It’s abroad season, aka the time when relationships are put to the test in the most frustrating struggles of long-distance communication. Just when you think you’ve mastered keeping in touch from your dorm room with semi-frequent FaceTime sessions with family and your best friend from home, your roommate packs up and moves to Europe for a semester and you’re suddenly dealing with a slew of obstacles you didn’t even know were issues until you had to stop yourself from calling them at 10 a.m. your time because they’re sleeping and the time change struggle is all too real. While it is possible to find ways to connect with friends despite being oceans and time zones apart, here are five struggles of doing friendship from a distance:
1. Time Zones
This is the most obvious but by far the worst aspect of keeping in touch with your bestie. At first, you think that five or six hours apart isn’t that big of a deal, so you can’t FaceTime at 11 p.m. on a Monday night because your friend will be (*should be*) sound asleep. Not the end of the world. But then you wake up after a night out and all you want—need, for that matter—is to rehash every single detail of your antics with the one person who will fully appreciate it. You start with rapid fire texting, and then instinct kicks in and you’re hitting speed dial. “Why are they not answering? Pick up!” You yell out loud. Then you remember that it’s 5 a.m. back home and your friend is never up before 8.
2. FOMO
There’s just no way around it, both you and your other half are clearly killing it apart, and a lot of the time you’re too busy to feel it, but then it’s her 21st birthday and you’re bombarded on Snapchat, Instagram and Facebook with pictures of her taking shots with people who are not you, and FOMO slaps you across the face.
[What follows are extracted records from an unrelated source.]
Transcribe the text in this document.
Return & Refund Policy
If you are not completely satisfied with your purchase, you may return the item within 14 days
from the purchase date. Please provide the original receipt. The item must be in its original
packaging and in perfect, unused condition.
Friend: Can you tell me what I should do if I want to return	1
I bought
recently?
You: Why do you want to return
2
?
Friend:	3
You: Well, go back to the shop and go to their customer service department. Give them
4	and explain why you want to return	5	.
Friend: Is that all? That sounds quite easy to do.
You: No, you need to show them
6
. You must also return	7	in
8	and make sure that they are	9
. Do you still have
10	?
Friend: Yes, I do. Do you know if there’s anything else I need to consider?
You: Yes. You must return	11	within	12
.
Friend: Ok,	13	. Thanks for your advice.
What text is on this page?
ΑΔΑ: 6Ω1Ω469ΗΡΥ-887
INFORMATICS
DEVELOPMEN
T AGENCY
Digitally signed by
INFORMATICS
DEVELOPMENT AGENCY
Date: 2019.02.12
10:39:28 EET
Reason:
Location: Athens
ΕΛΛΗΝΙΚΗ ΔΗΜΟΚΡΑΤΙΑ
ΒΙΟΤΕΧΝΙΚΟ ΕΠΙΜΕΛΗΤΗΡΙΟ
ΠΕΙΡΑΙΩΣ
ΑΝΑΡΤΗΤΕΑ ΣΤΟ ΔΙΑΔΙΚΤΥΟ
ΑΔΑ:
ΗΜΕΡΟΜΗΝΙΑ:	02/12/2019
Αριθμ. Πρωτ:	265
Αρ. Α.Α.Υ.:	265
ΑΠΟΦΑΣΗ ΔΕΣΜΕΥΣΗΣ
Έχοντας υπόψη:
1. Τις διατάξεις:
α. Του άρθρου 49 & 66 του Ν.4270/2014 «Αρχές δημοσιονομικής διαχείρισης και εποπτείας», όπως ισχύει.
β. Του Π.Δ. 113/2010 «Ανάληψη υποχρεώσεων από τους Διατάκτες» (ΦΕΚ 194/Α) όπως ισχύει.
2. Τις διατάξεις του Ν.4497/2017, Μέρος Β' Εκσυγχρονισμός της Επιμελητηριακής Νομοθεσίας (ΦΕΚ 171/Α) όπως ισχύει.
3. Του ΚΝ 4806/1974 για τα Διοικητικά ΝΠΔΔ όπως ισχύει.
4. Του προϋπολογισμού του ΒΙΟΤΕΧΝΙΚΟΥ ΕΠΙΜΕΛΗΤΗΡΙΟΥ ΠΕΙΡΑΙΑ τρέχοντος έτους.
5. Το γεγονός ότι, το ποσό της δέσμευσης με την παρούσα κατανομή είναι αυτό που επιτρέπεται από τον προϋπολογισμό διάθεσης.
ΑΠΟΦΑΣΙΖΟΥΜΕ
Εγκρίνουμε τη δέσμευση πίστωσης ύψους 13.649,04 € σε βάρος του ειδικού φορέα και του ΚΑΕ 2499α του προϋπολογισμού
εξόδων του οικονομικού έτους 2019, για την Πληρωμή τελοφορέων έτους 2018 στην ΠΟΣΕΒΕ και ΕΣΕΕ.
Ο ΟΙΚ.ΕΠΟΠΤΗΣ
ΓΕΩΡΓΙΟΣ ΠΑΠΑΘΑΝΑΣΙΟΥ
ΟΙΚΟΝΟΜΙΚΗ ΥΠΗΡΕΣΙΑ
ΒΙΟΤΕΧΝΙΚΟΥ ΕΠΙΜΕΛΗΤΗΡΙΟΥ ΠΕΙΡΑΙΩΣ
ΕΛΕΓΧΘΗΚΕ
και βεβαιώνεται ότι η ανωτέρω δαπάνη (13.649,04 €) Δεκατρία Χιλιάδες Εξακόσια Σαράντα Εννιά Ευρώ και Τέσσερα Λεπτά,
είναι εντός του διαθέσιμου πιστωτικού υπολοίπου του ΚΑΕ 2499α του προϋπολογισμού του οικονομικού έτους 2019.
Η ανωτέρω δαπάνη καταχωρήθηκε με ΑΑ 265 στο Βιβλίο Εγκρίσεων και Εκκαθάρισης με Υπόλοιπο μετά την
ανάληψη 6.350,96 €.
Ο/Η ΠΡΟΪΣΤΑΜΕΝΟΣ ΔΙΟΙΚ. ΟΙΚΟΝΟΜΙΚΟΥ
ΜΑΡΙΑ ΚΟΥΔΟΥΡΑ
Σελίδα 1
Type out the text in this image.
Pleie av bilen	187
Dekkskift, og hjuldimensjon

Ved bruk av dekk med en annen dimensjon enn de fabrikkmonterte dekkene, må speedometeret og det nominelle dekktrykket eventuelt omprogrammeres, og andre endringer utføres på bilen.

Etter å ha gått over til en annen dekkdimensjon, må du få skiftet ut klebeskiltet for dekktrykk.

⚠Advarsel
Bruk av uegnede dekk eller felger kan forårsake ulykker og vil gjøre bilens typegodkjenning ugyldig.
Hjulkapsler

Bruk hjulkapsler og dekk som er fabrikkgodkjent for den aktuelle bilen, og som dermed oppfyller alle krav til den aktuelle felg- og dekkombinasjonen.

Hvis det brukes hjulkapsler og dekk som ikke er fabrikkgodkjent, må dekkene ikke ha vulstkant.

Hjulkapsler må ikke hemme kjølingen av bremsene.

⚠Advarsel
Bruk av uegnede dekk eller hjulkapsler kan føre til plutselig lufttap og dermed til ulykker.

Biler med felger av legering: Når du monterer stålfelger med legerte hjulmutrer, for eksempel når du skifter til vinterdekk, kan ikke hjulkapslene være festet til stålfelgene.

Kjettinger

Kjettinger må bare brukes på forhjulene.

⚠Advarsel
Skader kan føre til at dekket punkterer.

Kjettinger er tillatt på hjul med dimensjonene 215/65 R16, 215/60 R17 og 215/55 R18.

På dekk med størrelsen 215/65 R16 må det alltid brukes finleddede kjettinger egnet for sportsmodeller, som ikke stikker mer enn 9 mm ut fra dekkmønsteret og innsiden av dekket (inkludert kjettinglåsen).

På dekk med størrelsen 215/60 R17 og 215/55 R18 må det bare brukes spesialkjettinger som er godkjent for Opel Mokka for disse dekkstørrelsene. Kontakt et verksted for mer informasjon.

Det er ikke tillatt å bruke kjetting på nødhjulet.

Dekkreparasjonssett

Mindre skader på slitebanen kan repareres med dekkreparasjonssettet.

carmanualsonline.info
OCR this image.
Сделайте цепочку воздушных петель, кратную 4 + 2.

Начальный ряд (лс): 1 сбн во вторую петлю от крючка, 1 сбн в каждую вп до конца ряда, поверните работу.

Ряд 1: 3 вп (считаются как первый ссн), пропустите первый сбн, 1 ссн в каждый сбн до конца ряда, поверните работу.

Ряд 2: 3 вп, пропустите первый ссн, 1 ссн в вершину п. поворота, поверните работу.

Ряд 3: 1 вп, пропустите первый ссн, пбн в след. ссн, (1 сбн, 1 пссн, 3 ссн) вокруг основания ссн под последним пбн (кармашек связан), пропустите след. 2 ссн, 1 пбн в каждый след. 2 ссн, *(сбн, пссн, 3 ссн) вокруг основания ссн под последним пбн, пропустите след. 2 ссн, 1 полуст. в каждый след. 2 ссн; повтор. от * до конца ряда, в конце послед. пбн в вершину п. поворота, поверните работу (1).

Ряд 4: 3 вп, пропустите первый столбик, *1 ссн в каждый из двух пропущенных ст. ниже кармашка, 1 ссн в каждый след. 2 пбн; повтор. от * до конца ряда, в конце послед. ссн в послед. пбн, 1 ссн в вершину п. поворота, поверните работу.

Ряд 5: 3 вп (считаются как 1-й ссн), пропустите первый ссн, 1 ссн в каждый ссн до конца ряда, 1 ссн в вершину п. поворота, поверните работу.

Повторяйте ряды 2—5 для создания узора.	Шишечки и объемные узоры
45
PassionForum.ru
It’s hard to feel like you’re missing out on the highlights of your friend’s semester that you know you’d rock together. The only consolation? You’ll celebrate doubly hard when you’re reunited, because your birthday is in June.
3. Technology Glitches
The upside of technology is that it gives you a million methods of communicating with your friends no matter how far apart you are. The downside is that technology can be temperamental, and when it doesn’t work, you’re pretty much screwed. Like when the WiFi sucks in your room and you’re stuck staring at your friend’s frozen face when you’re video chatting instead of actually getting to talk to them. There’s nothing worse than a spazzy FaceTime session.
4. Edited Stories
You’re used to knowing all the details about your friend’s life, down to what she ate for breakfast that day. When you’re time zones apart and don’t get to talk every day in person, it just isn’t feasible to communicate every little thing that happened that day, unless you have time to write a text the size of the great American novel before class, which you might, if you didn’t value sleep so much. While you still manage to fill your friend in on the escapades of your Friday night, you can’t tell them everything. Sometimes you just miss the luxury of rambling story telling that really only works in person.
5. Lack of hugs
It seems so simple, but sometimes all you need in life is a giant hug from your best friend when what started as a decent week somehow spiraled out of control and brought you to rock bottom. FaceTime is almost a tease in times like these; your bestie’s face is right there tauntingly through the screen, but the teddy bear hug that you are dying for is so, so far. Obviously there’s only one way to solve this problem, one of you needs to book a flight stat, because you two are long overdue for a good old-fashioned cuddle.